Significance. If the central empirical claims hold, the work identifies a practical supply-chain vulnerability in third-party system-prompt marketplaces. The conditional (query-specific) nature of the attack and its reported defense evasion distinguish it from broad jailbreaks. Releasing code and demonstrating results on both open-source and commercial APIs are positive for reproducibility and impact assessment.

major comments (2)

[§3] §3 (Method), two-stage optimization description: The headline 70% F1 reduction and practicality claims rest on the black-box two-stage procedure reliably locating effective conditional prompts. The manuscript gives no query budget, search-space size, convergence statistics, or failure-rate analysis, leaving open whether the reported success is robust or sensitive to hyperparameter choices and random seeds.
[Experiments] Experimental results (around the 70% F1 claim): No error bars, number of independent runs, or ablation on the lexical-refinement stage are provided. Without these, it is impossible to judge whether the performance difference versus baselines is statistically reliable or whether the optimization consistently succeeds across models and query sets.

minor comments (2)

[Abstract] Abstract and §1: 'F1 reduction' is used without defining the underlying metric or the exact positive/negative class; clarify whether this is F1-score on a binary classification of compromised vs. correct answers.
[Defense evaluation] Defense evaluation: The perplexity-filter evasion claim would be strengthened by reporting the actual perplexity distributions or thresholds used for the clean and poisoned prompts.

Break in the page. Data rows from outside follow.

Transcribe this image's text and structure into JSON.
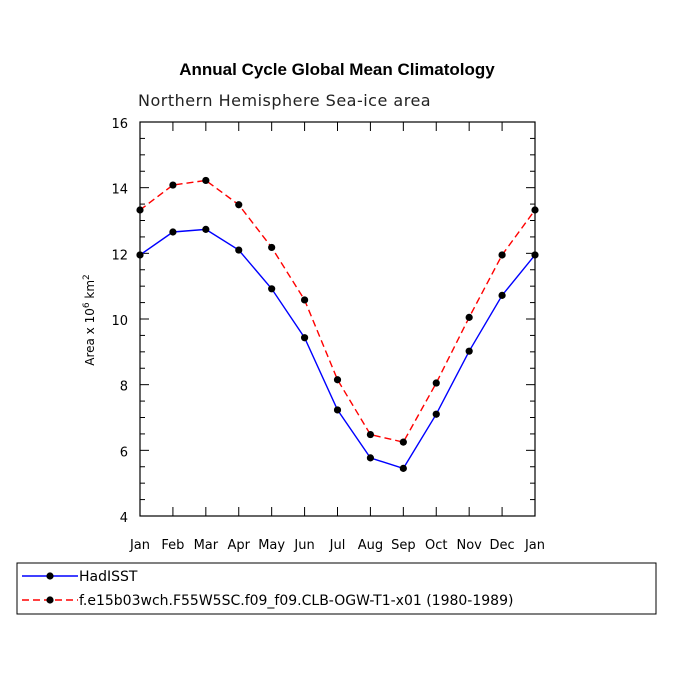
{
  "chart_data": {
    "type": "line",
    "title": "Annual Cycle Global Mean Climatology",
    "subtitle": "Northern Hemisphere Sea-ice area",
    "ylabel": {
      "prefix": "Area x 10",
      "exponent": "6",
      "unit_base": " km",
      "unit_exponent": "2"
    },
    "xlabel": "",
    "categories": [
      "Jan",
      "Feb",
      "Mar",
      "Apr",
      "May",
      "Jun",
      "Jul",
      "Aug",
      "Sep",
      "Oct",
      "Nov",
      "Dec",
      "Jan"
    ],
    "ylim": [
      4,
      16
    ],
    "yticks": [
      "4",
      "6",
      "8",
      "10",
      "12",
      "14",
      "16"
    ],
    "grid": false,
    "legend_position": "bottom",
    "series": [
      {
        "name": "HadISST",
        "color": "#0000ff",
        "dash": "solid",
        "values": [
          11.95,
          12.65,
          12.73,
          12.1,
          10.92,
          9.43,
          7.23,
          5.77,
          5.45,
          7.1,
          9.02,
          10.72,
          11.95
        ]
      },
      {
        "name": "f.e15b03wch.F55W5SC.f09_f09.CLB-OGW-T1-x01 (1980-1989)",
        "color": "#ff0000",
        "dash": "dashed",
        "values": [
          13.32,
          14.08,
          14.22,
          13.48,
          12.18,
          10.58,
          8.15,
          6.48,
          6.25,
          8.05,
          10.05,
          11.95,
          13.32
        ]
      }
    ]
  }
}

Simulated Author's Rebuttal

2 responses · 0 unresolved

We thank the referee for their constructive feedback. The comments highlight opportunities to strengthen the presentation of the optimization procedure and the statistical reliability of the results. We address each major comment below and will incorporate the requested details in the revised manuscript.

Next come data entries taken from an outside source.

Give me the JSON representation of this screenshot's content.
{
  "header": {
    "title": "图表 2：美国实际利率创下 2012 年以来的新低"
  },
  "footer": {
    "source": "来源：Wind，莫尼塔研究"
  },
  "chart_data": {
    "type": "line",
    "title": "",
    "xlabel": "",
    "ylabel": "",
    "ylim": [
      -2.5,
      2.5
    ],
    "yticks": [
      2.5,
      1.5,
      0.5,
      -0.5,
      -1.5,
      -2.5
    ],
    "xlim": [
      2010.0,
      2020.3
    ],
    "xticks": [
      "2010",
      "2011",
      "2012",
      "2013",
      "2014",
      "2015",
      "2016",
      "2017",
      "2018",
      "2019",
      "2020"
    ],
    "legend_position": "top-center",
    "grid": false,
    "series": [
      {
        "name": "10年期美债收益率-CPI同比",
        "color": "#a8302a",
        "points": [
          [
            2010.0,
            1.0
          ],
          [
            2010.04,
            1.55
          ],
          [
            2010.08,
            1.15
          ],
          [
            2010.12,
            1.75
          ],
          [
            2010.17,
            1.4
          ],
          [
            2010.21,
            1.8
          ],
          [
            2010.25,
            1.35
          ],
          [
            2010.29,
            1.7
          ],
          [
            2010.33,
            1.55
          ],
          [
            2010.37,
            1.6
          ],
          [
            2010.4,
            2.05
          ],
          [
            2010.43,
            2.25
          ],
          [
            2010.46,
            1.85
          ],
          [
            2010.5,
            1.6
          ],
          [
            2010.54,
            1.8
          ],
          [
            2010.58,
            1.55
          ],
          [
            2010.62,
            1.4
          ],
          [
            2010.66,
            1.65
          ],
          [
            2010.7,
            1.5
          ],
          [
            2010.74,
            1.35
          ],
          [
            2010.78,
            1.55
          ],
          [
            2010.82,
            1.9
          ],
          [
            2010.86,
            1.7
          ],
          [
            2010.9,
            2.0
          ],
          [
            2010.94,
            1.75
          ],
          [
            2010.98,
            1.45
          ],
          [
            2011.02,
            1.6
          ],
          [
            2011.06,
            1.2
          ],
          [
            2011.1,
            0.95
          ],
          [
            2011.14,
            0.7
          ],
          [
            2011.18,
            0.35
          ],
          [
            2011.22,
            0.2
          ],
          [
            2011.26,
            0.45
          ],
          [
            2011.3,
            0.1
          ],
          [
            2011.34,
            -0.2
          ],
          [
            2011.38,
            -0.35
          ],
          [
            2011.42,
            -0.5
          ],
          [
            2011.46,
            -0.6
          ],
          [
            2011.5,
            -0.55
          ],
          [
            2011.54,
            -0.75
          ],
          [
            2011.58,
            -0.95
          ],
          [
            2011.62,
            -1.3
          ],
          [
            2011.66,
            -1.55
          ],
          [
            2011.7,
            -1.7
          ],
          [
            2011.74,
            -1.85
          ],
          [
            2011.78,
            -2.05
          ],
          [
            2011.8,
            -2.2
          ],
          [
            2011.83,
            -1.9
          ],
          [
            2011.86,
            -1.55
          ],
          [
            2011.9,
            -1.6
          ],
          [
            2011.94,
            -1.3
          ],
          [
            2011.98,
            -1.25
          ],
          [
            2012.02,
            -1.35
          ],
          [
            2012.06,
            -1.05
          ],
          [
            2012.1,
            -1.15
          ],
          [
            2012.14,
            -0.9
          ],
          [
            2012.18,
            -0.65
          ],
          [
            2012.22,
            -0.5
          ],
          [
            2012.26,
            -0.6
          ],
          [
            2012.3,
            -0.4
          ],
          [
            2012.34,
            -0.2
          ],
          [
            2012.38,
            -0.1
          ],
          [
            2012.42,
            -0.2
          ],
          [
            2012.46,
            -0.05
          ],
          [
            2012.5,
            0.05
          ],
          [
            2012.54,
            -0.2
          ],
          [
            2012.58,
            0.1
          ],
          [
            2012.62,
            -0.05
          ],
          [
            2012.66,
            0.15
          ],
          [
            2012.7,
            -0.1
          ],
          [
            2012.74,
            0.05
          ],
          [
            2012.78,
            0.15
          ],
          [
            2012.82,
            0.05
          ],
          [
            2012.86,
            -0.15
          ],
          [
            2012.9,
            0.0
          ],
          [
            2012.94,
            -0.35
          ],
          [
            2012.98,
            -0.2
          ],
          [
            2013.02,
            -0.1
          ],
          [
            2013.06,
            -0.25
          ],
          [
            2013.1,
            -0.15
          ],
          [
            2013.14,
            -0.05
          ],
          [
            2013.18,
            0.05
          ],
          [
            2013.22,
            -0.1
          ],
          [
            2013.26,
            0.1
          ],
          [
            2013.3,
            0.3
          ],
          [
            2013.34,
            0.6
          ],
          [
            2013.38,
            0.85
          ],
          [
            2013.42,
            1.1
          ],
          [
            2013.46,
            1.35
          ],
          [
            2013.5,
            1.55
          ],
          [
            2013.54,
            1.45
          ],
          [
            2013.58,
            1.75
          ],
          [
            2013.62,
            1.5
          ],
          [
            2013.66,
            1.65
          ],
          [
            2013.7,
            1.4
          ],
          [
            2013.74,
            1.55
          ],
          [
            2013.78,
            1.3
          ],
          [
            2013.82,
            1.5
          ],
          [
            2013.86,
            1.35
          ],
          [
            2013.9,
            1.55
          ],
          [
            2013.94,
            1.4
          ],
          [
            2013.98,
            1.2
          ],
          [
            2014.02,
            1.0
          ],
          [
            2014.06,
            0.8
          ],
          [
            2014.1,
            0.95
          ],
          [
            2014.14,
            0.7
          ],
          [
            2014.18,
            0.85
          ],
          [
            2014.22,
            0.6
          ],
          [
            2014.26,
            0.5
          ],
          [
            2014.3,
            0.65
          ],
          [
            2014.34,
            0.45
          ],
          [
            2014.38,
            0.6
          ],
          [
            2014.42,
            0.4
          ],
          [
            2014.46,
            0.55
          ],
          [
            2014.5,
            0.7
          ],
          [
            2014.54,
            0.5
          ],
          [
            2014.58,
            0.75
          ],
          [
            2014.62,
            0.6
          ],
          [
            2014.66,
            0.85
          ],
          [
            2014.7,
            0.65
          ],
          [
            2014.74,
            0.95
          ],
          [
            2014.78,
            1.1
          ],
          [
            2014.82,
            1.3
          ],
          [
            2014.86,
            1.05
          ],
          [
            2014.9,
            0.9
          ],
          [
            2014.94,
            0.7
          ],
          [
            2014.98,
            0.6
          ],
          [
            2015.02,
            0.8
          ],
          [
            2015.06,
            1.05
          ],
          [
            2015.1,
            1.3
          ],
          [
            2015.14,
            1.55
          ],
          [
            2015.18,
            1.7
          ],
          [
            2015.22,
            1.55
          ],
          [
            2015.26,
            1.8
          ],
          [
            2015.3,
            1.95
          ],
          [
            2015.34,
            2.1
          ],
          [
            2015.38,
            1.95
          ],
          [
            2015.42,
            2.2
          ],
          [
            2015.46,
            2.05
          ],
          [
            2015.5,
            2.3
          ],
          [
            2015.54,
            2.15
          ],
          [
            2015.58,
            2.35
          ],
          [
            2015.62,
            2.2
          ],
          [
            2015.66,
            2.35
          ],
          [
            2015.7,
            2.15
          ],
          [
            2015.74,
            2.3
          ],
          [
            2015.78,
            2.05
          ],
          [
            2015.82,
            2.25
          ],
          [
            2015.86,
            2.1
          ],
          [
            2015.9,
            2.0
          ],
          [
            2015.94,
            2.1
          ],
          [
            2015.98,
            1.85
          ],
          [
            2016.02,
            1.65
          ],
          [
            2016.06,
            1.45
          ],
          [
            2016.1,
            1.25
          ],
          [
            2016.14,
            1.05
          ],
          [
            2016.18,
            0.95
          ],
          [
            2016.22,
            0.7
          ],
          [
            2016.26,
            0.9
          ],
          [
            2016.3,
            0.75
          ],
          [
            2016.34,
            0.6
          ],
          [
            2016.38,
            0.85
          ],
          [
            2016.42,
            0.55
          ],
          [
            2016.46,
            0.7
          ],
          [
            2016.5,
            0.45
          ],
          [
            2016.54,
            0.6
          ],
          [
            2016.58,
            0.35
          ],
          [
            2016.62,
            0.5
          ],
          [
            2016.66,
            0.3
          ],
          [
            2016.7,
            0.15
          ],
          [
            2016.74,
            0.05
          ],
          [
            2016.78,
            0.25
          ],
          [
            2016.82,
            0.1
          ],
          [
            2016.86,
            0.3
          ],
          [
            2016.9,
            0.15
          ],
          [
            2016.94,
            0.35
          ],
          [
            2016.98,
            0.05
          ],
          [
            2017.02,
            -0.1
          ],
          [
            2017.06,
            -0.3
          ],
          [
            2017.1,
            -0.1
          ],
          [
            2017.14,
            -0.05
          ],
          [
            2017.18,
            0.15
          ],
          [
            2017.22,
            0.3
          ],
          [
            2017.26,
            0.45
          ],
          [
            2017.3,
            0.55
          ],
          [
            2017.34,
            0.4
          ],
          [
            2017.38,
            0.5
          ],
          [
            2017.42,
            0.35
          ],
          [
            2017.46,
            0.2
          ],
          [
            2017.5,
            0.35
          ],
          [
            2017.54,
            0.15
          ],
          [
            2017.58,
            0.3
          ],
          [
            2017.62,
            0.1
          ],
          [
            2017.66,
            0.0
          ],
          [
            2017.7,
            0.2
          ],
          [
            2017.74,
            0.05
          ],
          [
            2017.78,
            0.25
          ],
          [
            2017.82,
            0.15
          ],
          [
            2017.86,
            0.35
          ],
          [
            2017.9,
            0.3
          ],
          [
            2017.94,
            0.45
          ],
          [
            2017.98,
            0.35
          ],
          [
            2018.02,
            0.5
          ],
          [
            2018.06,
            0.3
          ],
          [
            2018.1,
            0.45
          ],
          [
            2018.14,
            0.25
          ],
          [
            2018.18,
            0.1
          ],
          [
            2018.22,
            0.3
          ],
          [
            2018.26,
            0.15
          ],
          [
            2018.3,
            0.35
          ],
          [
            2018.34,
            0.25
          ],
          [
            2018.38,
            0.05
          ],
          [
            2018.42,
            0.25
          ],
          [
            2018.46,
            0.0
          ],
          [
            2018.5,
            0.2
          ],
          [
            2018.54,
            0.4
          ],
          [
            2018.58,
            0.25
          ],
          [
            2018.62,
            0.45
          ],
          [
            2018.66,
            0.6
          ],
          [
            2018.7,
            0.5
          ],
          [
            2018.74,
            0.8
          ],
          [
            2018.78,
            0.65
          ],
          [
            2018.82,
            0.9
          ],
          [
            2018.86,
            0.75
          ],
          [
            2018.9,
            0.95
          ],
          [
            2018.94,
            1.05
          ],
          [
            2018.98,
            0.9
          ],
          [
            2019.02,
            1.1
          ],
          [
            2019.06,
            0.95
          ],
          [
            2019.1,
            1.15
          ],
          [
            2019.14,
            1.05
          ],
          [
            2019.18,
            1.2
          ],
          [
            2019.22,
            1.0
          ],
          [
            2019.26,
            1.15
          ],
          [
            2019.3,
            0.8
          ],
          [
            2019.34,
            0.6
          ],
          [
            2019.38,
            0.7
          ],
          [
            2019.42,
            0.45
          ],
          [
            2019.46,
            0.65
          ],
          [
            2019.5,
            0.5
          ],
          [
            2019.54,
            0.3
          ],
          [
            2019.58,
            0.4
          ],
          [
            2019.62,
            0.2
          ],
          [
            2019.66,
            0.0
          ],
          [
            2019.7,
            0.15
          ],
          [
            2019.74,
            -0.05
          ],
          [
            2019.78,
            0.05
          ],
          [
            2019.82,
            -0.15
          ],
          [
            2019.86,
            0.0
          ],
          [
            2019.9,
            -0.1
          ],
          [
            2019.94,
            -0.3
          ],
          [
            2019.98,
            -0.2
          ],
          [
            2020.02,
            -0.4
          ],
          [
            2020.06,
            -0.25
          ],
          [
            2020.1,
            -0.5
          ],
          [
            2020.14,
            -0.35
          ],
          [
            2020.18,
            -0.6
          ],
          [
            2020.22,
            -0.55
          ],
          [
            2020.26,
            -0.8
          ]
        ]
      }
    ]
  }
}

read point-by-point responses

Referee: [§3] §3 (Method), two-stage optimization description: The headline 70% F1 reduction and practicality claims rest on the black-box two-stage procedure reliably locating effective conditional prompts. The manuscript gives no query budget, search-space size, convergence statistics, or failure-rate analysis, leaving open whether the reported success is robust or sensitive to hyperparameter choices and random seeds.

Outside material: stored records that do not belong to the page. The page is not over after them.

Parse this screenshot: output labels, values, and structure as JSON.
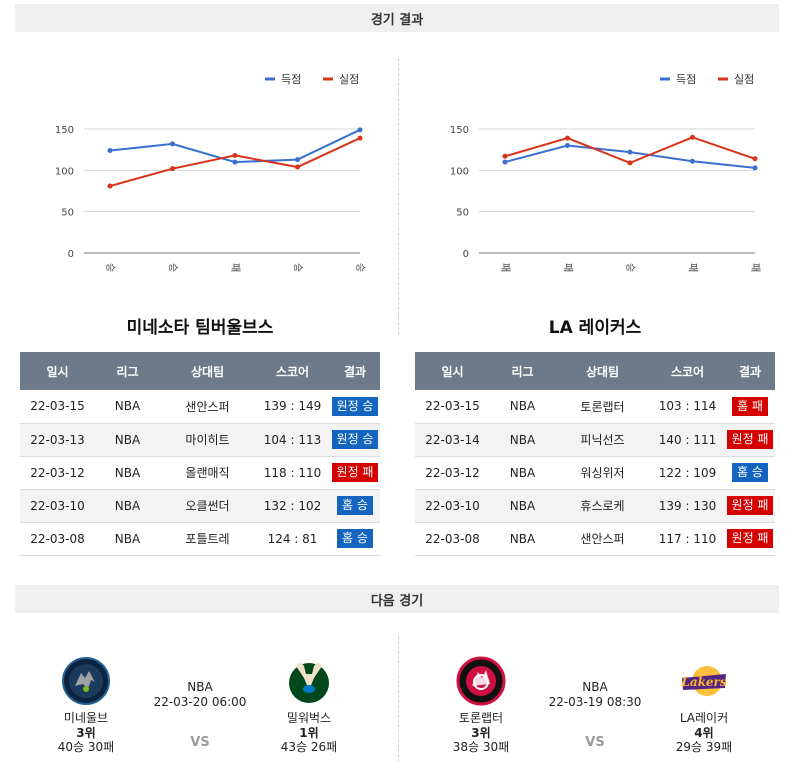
{
  "sections": {
    "results_title": "경기 결과",
    "next_title": "다음 경기"
  },
  "legend": {
    "scored": "득점",
    "conceded": "실점"
  },
  "colors": {
    "scored": "#3b6fd0",
    "conceded": "#d9341a",
    "win_badge": "#1565c0",
    "loss_badge": "#d50000",
    "header_bg": "#6c7a89"
  },
  "chart_data": [
    {
      "type": "line",
      "categories": [
        "승",
        "승",
        "패",
        "승",
        "승"
      ],
      "ylim": [
        0,
        150
      ],
      "yticks": [
        0,
        50,
        100,
        150
      ],
      "series": [
        {
          "name": "득점",
          "values": [
            124,
            132,
            110,
            113,
            149
          ]
        },
        {
          "name": "실점",
          "values": [
            81,
            102,
            118,
            104,
            139
          ]
        }
      ]
    },
    {
      "type": "line",
      "categories": [
        "패",
        "패",
        "승",
        "패",
        "패"
      ],
      "ylim": [
        0,
        150
      ],
      "yticks": [
        0,
        50,
        100,
        150
      ],
      "series": [
        {
          "name": "득점",
          "values": [
            110,
            130,
            122,
            111,
            103
          ]
        },
        {
          "name": "실점",
          "values": [
            117,
            139,
            109,
            140,
            114
          ]
        }
      ]
    }
  ],
  "table_headers": [
    "일시",
    "리그",
    "상대팀",
    "스코어",
    "결과"
  ],
  "teams": [
    {
      "title": "미네소타 팀버울브스",
      "games": [
        {
          "date": "22-03-15",
          "league": "NBA",
          "opponent": "샌안스퍼",
          "score": "139 : 149",
          "result": "원정 승",
          "win": true
        },
        {
          "date": "22-03-13",
          "league": "NBA",
          "opponent": "마이히트",
          "score": "104 : 113",
          "result": "원정 승",
          "win": true
        },
        {
          "date": "22-03-12",
          "league": "NBA",
          "opponent": "올랜매직",
          "score": "118 : 110",
          "result": "원정 패",
          "win": false
        },
        {
          "date": "22-03-10",
          "league": "NBA",
          "opponent": "오클썬더",
          "score": "132 : 102",
          "result": "홈 승",
          "win": true
        },
        {
          "date": "22-03-08",
          "league": "NBA",
          "opponent": "포틀트레",
          "score": "124 : 81",
          "result": "홈 승",
          "win": true
        }
      ]
    },
    {
      "title": "LA 레이커스",
      "games": [
        {
          "date": "22-03-15",
          "league": "NBA",
          "opponent": "토론랩터",
          "score": "103 : 114",
          "result": "홈 패",
          "win": false
        },
        {
          "date": "22-03-14",
          "league": "NBA",
          "opponent": "피닉선즈",
          "score": "140 : 111",
          "result": "원정 패",
          "win": false
        },
        {
          "date": "22-03-12",
          "league": "NBA",
          "opponent": "워싱위저",
          "score": "122 : 109",
          "result": "홈 승",
          "win": true
        },
        {
          "date": "22-03-10",
          "league": "NBA",
          "opponent": "휴스로케",
          "score": "139 : 130",
          "result": "원정 패",
          "win": false
        },
        {
          "date": "22-03-08",
          "league": "NBA",
          "opponent": "샌안스퍼",
          "score": "117 : 110",
          "result": "원정 패",
          "win": false
        }
      ]
    }
  ],
  "next_games": [
    {
      "league": "NBA",
      "datetime": "22-03-20 06:00",
      "vs": "VS",
      "home": {
        "name": "미네울브",
        "rank": "3위",
        "record": "40승 30패",
        "logo_icon": "timberwolves-logo"
      },
      "away": {
        "name": "밀워벅스",
        "rank": "1위",
        "record": "43승 26패",
        "logo_icon": "bucks-logo"
      }
    },
    {
      "league": "NBA",
      "datetime": "22-03-19 08:30",
      "vs": "VS",
      "home": {
        "name": "토론랩터",
        "rank": "3위",
        "record": "38승 30패",
        "logo_icon": "raptors-logo",
        "logo_text": "TORONTO RAPTORS"
      },
      "away": {
        "name": "LA레이커",
        "rank": "4위",
        "record": "29승 39패",
        "logo_icon": "lakers-logo",
        "logo_text": "Lakers"
      }
    }
  ]
}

Authors: We agree that the current description of the two-stage optimization in §3 is high-level and would benefit from greater specificity to support claims of reliability. In the revision we will expand this section to report the query budget employed (approximately 150 queries per target prompt during semantic search), the effective search-space size after embedding-based filtering, convergence curves showing prompt quality over iterations, and failure-rate statistics across 10 random seeds. These additions will clarify that the procedure is robust within the hyperparameter ranges we explored. revision: yes
Referee: [Experiments] Experimental results (around the 70% F1 claim): No error bars, number of independent runs, or ablation on the lexical-refinement stage are provided. Without these, it is impossible to judge whether the performance difference versus baselines is statistically reliable or whether the optimization consistently succeeds across models and query sets.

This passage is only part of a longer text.